Photo: @badasspussyluva

Interview: Danish sister duo PRISMA on their creative dynamic

Working together as siblings must have its ups and downs. I think about Tolstoy’s quote from Anna Karenina: “All happy families are alike; each unhappy family is unhappy in its own way.”

I caught up with PRISMA – the duo of Danish sisters Frida and Sirid Møl Kristensen – to find out how they’ve both overcome that inherent family baggage to create bold, brash and beautiful indie pop music on their new EP, Inside Out.

Working as siblings, what have been a few highlights, some good, some bad, some hilarious? 

Of course it can be challenging working together as siblings, the filter you normally have, (when working with other people), is removed but we are really honest with each other, which can be both a force and a hindrance. You could say that working as siblings is both the best and the worst and we have to be aware not to mix our personal relationship with our work too much, otherwise it can get a little difficult. The best thing is that you get to share this experience with a person you have really close. It is the safest space and we wouldn’t share that with anyone else. 

What was the first song you wrote together? Have an old video or tape of it that you would like to share? 

It’s hard to tell which one was the first! We started playing and singing together in our teenage rooms back when we were 12 and 14 years old and we just sang some of the pieces we learned in our choir lessons at school. We found out how well our voices complimented each other and how fun it was making different harmonies with each other’s voices. Then we started making our own songs. Some of them are on our first EP, which was released in 2020, a full eight years after we wrote them. Songs like “She Was Born” and “No Goodbyes” are songs from back then. We have some old videotapes, but I’m not sure they are ready for the world to see. :)

I read that you attended a Waldorf school where music is a critical element of the curriculum and an essential experience to being fully human. Can you share how the music making and performing process nurtures your inner child?

Our whole musical understanding started at the Waldorf school. Everyone had to play an instrument in a big orchestra and sing in a big choir. Frida played the clarinet and Sirid played the flute. This background of music has been very important for us and playing music is like playing in the schoolyard. It is so much fun and you can play whatever you want and that is exactly what we are doing now – just making the music we want to make. We use a lot of the classical things we learned when we were kids but we break the rules and do what we feel is right.

What is  the primary instrument that you use for song writing? Has that evolved over the years?

For us the guitar has the leading role in the writing process. Besides the clarinet and flute, it was the first instrument we learned to play as kids. But we also use our voices a lot. Sometimes we hear the melody in our heads and then learn it by singing. I know Sirid uses that method a lot. Everything she writes starts out in her head. 

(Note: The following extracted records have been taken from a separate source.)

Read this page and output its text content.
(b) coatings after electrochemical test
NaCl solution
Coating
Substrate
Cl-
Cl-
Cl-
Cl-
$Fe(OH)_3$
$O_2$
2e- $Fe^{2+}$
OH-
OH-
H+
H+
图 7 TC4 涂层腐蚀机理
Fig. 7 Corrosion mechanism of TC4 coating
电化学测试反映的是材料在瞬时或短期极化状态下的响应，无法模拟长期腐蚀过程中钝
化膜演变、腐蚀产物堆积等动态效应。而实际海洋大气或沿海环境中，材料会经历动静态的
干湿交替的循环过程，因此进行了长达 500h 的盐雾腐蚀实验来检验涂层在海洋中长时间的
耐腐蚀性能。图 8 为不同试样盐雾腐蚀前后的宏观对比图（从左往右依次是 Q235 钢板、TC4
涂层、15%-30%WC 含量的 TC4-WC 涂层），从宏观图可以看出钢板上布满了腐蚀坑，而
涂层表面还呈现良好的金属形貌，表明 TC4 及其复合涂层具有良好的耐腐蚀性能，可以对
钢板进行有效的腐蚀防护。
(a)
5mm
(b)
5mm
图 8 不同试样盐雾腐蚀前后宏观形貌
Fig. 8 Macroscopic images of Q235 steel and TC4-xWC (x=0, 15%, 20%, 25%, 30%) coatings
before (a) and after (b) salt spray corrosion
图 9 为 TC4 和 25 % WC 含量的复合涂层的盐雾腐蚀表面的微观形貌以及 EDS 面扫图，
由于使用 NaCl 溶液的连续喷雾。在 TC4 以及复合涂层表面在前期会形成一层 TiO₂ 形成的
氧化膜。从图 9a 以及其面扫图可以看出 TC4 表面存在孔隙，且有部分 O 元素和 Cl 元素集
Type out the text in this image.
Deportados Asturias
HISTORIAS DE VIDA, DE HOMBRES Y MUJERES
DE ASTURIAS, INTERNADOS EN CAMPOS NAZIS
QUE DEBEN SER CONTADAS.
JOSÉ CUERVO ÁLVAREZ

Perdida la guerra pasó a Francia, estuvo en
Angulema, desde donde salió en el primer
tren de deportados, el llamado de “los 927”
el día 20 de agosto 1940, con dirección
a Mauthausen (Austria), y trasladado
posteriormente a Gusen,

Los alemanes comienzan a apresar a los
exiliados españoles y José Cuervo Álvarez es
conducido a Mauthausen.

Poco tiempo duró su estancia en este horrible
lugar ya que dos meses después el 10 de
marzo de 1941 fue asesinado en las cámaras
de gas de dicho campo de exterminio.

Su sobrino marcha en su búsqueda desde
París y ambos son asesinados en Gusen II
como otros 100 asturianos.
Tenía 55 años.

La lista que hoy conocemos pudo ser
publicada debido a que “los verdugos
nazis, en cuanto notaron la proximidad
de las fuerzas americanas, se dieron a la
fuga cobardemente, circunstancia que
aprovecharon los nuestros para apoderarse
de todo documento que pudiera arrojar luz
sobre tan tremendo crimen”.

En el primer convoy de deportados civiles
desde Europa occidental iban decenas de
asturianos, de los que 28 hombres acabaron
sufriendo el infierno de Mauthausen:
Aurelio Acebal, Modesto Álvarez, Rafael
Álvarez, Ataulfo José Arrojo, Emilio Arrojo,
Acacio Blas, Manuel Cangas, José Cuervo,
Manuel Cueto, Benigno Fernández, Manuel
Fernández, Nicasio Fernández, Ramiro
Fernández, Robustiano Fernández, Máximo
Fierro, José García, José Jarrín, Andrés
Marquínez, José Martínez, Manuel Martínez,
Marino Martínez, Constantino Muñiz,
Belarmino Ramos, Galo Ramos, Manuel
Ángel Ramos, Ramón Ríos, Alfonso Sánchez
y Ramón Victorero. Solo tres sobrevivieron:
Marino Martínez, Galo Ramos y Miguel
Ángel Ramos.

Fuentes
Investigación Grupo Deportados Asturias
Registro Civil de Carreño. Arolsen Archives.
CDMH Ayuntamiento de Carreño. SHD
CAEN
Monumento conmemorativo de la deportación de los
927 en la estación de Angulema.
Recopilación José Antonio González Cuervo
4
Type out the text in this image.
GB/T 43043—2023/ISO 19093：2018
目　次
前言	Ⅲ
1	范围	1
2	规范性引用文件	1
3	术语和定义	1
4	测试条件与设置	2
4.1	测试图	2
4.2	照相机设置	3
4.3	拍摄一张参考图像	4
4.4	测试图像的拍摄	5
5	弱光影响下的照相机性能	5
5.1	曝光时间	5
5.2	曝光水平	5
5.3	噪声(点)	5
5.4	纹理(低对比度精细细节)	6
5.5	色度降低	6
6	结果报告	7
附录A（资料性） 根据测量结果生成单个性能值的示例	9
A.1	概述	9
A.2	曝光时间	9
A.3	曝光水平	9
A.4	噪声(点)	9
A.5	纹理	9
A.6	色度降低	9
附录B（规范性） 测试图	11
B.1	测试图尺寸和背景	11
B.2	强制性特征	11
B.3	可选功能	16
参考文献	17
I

The opening of “Seven Greedy Girls” reminds me of “Hey Mickey” by Toni Basil, rocking straight out of the gate and with an 80s flair. Two other songs on the EP, “Devils Eye” and “Let Me Go”, are more brooding to begin then ease into your gallop. Which is an easier style to write? Does one feel more comfortable to one or both of you?

All the songs we write feel right and comfortable for us. We often decide what kind of mood the songs should be having and then we start adding different layers. So if a song like “Devils Eye” needs to have this big climax and if everything is already too hectic, then you need to start at another place. When we write our music we need to feel it along the way and we need to be comfortable in all the songs. Sometimes the songs are fast at first and sometimes the energy is more underplayed. 

What is your process for designing your performances? How do you translate your expansive album production into something live?

Playing live is a big part of being in PRISMA. We love playing live and want the audience to be in the PRISMA universe with us. When we choose our setlist we want to play the most interesting combination of our songs and that changes from show to show. The most important thing about playing live to us is the energy and capturing the cinematic feeling. We want the audience to feel the way we feel when we sing together. 

Since live performance is such a big part of PRISMA, who is on your bucket list to play with? 

We would love to play a concert with Hans Zimmer or Nirvana, but doing a show with Trentemøller would be crazy as well.